Built in 1914 by the Ketler-Elliot Erection Company of Chicago, the iconic Chicago Avenue Bridge was demolished in November 2018. The Chicago Avenue Bridge was eligible for listing on the National Register of Historic Places, but the Chicago Department of Transportation chose to replace it with a new concrete bridge.
The Chicago Avenue Bridge was a pony truss bascule bridge with an elegant symmetric span of riveted steel beams which taper towards the center. The exposed riveted steel references a heroic industrial age when Chicago was a manufacturing powerhouse, a leader in steel production, and a world-leading bridge design innovator. The bridge was operated from an elegant bridge house with a pitched roof, rounded corners, a ribbon of windows, and clad in a decorative copper, which oxidized green like the Statue of Liberty.
The Chicago Avenue Bridge was a historic asset immediately adjacent to the Chicago Landmark Montgomery Ward Complex dating from 1909 and designed by the distinguished architectural firm of Schmidt, Garden, and Martin. Overlooking the bridge and river is the 22.5 foot bronze statue that originally topped the former Montgomery Ward Building on Michigan Avenue. It is ironic that at a time when the City of Chicago has invested heavily in creating and expanding river access through an increasing network of riverwalks, that an iconic, elegant, human-scaled, historic river focal point was demolished to be replaced by a non-descript highway scale, highway-style bridge.

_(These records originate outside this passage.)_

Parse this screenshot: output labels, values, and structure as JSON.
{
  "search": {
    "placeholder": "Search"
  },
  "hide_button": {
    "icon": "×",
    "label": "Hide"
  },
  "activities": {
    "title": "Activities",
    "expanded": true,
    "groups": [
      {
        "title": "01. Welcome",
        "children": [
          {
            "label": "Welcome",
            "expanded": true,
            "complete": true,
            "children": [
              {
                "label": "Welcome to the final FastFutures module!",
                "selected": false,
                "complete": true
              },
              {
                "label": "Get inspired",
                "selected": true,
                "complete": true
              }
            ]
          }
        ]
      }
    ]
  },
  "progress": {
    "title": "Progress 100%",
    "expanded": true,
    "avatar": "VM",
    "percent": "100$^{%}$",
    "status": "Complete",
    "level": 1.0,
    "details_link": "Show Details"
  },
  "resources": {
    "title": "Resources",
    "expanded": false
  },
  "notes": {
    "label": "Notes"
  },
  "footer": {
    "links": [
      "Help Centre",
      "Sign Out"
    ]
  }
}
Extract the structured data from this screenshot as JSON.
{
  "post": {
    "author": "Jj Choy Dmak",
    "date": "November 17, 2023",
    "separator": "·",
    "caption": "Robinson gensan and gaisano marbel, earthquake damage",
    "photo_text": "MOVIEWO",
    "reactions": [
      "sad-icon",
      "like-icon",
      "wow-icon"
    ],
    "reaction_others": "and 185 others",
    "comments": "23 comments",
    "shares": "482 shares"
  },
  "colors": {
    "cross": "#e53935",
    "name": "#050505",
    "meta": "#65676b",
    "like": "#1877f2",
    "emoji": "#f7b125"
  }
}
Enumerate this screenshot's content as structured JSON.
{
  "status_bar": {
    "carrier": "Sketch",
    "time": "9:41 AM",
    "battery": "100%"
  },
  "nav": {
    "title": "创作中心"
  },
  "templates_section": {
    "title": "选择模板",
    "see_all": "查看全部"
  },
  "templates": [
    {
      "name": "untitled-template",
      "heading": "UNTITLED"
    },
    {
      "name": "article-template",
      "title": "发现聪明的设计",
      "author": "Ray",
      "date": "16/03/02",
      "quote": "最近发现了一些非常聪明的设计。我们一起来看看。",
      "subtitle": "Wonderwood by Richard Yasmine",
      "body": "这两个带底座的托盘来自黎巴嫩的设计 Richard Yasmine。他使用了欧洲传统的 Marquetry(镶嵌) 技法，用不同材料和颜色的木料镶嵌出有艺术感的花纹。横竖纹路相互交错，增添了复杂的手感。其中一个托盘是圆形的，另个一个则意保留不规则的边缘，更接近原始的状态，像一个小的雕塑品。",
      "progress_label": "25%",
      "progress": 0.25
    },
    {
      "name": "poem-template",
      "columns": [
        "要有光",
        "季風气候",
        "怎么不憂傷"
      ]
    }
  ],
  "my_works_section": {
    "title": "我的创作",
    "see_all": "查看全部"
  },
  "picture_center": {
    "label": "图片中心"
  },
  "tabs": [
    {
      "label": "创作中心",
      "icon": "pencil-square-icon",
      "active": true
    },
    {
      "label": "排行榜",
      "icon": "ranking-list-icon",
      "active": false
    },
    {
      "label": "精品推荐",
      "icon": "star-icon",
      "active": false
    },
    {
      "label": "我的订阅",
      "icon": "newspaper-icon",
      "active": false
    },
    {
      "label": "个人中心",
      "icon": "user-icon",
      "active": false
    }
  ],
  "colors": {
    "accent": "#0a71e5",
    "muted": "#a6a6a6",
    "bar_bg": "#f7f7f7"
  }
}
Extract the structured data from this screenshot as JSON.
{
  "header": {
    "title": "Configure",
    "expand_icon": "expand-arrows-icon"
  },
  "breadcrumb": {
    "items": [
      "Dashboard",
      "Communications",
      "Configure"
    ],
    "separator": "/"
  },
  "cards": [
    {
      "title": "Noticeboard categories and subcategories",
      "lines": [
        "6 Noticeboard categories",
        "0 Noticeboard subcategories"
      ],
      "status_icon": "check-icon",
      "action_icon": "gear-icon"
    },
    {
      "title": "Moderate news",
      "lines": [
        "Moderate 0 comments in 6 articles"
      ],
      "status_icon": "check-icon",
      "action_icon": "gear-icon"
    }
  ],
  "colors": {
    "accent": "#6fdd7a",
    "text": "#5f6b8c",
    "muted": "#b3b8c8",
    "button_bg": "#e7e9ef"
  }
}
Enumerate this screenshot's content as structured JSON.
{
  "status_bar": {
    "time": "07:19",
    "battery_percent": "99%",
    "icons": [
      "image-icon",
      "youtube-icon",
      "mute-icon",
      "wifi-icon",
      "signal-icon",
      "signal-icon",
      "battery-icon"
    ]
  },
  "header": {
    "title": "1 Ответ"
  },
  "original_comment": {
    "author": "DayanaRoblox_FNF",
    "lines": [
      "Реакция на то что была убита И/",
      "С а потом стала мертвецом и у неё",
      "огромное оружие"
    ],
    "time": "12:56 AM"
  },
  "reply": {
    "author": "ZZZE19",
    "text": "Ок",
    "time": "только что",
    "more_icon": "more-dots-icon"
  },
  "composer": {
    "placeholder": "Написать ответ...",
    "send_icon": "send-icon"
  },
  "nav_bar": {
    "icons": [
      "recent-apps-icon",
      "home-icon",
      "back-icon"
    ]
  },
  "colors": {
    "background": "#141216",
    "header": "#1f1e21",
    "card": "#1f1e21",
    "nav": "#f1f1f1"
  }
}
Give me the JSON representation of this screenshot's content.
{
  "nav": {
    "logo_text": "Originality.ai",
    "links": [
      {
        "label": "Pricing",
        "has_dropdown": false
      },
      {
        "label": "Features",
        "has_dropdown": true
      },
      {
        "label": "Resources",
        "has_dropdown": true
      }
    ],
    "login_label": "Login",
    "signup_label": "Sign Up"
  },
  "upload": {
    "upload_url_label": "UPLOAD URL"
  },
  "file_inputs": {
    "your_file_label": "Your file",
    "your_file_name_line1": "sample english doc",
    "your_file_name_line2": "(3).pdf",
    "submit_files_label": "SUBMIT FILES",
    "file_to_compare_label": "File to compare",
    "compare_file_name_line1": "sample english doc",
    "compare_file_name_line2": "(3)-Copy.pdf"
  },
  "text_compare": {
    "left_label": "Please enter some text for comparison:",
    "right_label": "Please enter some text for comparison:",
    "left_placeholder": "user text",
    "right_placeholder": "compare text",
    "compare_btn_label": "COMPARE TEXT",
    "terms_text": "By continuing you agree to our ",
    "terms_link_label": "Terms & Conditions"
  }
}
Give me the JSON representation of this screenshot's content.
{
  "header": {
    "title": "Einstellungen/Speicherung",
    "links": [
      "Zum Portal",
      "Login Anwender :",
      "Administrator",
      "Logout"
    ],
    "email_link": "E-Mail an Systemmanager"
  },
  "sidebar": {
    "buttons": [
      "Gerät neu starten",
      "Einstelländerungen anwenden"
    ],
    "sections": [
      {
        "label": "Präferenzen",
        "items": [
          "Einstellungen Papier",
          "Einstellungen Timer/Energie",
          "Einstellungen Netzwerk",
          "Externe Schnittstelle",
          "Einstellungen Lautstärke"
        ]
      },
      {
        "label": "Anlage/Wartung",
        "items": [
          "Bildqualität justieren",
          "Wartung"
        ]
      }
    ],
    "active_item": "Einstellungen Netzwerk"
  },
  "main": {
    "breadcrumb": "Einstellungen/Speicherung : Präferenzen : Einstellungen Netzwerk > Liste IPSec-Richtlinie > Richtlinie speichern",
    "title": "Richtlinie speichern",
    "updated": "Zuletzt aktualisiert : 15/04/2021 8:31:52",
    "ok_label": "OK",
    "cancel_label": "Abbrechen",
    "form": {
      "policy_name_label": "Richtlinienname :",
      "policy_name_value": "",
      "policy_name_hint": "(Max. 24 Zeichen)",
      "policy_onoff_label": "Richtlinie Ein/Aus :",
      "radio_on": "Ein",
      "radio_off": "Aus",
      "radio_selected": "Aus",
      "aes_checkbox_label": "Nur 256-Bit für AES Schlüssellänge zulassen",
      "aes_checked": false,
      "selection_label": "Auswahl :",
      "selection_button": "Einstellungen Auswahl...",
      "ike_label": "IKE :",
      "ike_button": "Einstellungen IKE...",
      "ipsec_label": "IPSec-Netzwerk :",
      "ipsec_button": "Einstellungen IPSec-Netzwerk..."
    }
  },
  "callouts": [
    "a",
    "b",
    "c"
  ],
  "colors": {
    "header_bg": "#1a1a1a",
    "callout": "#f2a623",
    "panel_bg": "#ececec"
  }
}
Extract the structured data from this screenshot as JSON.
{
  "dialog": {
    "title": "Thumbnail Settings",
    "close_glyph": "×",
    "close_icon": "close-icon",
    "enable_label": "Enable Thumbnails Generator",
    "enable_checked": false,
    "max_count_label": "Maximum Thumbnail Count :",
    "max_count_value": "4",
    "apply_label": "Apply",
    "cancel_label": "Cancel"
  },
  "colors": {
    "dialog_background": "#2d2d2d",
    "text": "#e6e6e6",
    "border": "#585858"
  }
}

Iconic bridges such as the Chicago Avenue Bridge are a value to tourism and the film industry and these factors should be included in the economic calculations when engineers study existing assets like historic bridges. While a number of historic rail bridges spanning the Chicago River have been designated as Chicago Landmarks, Chicago’s bascule bridges have no protection against demolition. It is essential that these important icons of Chicago be recognized and protected by a Chicago Landmark designation of bridges along the main channel of the Chicago River and North and South branches.